Avoiding Death through Fear Intrinsic Conditioning
This work addresses a specific challenge in reinforcement learning for agents operating in environments with sparse rewards and terminal states, though it is incremental in applying biological inspiration to a known bottleneck.
The paper tackles the problem of agents exploring terminal states like death without feedback in reinforcement learning by introducing a fear-inspired intrinsic reward function and a memory-augmented neural network architecture. It demonstrates avoidance behavior in the Miniworld Sidewalk environment, enabling agents to solve tasks with non-descriptive terminal conditions.
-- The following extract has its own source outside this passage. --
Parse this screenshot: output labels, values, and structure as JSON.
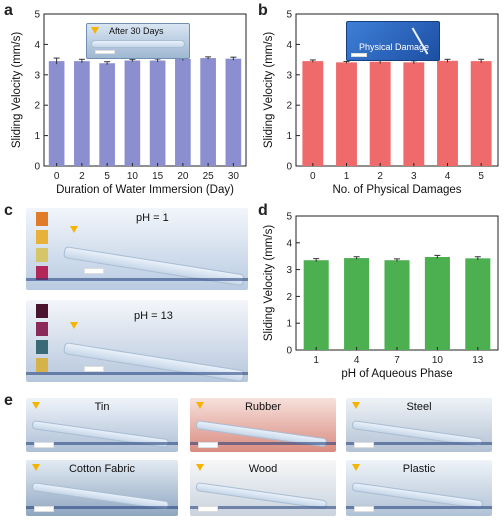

Biological and psychological concepts have inspired reinforcement learning algorithms to create new complex behaviors that expand agents' capacity. These behaviors can be seen in the rise of techniques like goal decomposition, curriculum, and intrinsic rewards, which have paved the way for these complex behaviors. One limitation in evaluating these methods is the requirement for engineered extrinsic for realistic environments. A central challenge in engineering the necessary reward function(s) comes from these environments containing states that carry high negative rewards, but provide no feedback to the agent. Death is one such stimuli that fails to provide direct feedback to the agent. In this work, we introduce an intrinsic reward function inspired by early amygdala development and produce this intrinsic reward through a novel memory-augmented neural network (MANN) architecture. We show how this intrinsic motivation serves to deter exploration of terminal states and results in avoidance behavior similar to fear conditioning observed in animals. Furthermore, we demonstrate how modifying a threshold where the fear response is active produces a range of behaviors that are described under the paradigm of general anxiety disorders (GADs). We demonstrate this behavior in the Miniworld Sidewalk environment, which provides a partially observable Markov decision process (POMDP) and a sparse reward with a non-descriptive terminal condition, i.e., death. In effect, this study results in a biologically-inspired neural architecture and framework for fear conditioning paradigms; we empirically demonstrate avoidance behavior in a constructed agent that is able to solve environments with non-descriptive terminal conditions.